Give Me Some Truth Anon2017 Wed, 06/28/2017 - 22:42 Permalink

Newspapers  screwed the pooch when they gave away their product (news content) for free. The publishers thought they would make up in Internet ads what they might lose in circulation revenue and print ads. They were wrong.Nobody likes the press, but actually we could use them more than ever. If they simply did the job they were supposed to. All of the down-sizing in the industry makes it even less likely that the press will be able to perform its "watchdog" role (even if they wanted to, which they apparently don't).

In reply to by Anon2017

JamesBond Wed, 06/28/2017 - 22:30 Permalink

This has been happening in Japan for nearly two decades; it began when they entered recession and then depression.  There is a direct connection.  

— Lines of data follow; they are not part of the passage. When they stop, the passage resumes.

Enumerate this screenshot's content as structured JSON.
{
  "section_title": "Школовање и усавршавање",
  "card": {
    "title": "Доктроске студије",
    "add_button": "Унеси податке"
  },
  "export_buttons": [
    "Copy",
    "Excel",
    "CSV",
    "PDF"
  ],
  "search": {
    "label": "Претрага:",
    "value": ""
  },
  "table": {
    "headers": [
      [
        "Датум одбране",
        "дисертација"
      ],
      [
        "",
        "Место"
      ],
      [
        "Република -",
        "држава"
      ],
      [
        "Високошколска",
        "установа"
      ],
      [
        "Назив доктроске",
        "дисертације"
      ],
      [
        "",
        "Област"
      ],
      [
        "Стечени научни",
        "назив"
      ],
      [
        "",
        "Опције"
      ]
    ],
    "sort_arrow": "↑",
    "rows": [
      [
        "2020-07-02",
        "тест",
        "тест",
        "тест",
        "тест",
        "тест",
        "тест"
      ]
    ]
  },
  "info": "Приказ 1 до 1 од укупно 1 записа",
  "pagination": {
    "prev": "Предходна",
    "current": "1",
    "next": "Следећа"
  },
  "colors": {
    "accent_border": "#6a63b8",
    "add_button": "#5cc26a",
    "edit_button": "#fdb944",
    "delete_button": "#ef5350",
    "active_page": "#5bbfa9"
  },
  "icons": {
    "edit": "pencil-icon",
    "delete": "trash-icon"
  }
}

lake Thu, 06/29/2017 - 06:47 Permalink

One way to harm all of us is to make food a weapon. So far they've turned many of our foods into poison. Making decent food too expensive or unavailable is another way. We have indoor and outdoor potted plants and, when things get worse, we'll have as many as we can fit here, indoors and outdoors.When America looks like Venezuela, having your own indoor garden will be a big help.

NoWayJose Thu, 06/29/2017 - 07:41 Permalink

Happy to still have a couple packs of 4.5 inch wide Charmin that I stashed many years ago - at much lower prices. I could have put that same money in the bank and made $1.20 in interest - but instead I get to wipe with toilet paper that does not resemble an adding machine tape, and that $1.20 in interest does not come close to covering the shelf price increase on the new 3.9 inch wide paper.

Best investment seems to be to stock up on things that 'keep' - like trash bags, TP, etc - whenever you see a good sale price.

bagpiper Thu, 06/29/2017 - 08:35 Permalink

I wish I could post a picture of my flock of chicks. It is a thrill to see the little things hatch out of eggs after mama sits on 'em for 21 days.  21 days and I got 15 new meals/egg producers... totally natural! No GMO required!Kraft, on the other hand has lost my business forever. Why? Well, it ain't just the amount of food in the package, tis the amount of plastic IN the food... trust me on this. I was a manager at a Fortune 100 Big Pharma company(now absorbed), and I've also been cooking for 40+ years, and Kraft american singles have always melted into my tomato 'n cheese sauce... but now? Blobs. Little plastic plastic so called 'cheese' blobs. No matter how long its heated, all you get is a plastic mess.This is one of those "whatchagonnadoaboutitpunk" lies of corporations, that have now been taken over by profit seeking youngun's, who have no ethics or religion, no moral foundation and will do just about anything to increase profit by a fraction of a penny. Just like other brands who's product no longer tastes like the oriignal, 'new and improved'! Yeah, and they lose business and wonder why... I pray, it all falls down into collapse, because, it needs to, we are destroying the Earth. Monsanto is killing all the farm fields around here, they used to be green, all the time, now everything is dead, oh, except for their GMO crap. They are killing nature, fuck 'em all, let 'em die die die. This is why civilizations rise and fall, the builders build, the children come, apathy sets in, and then degeneration. Management fads, and schools, need to be razed to the ground.You don't know what you're eating...  but, Borden now has my cheese business, glad I'm old.I'm just sad for you children.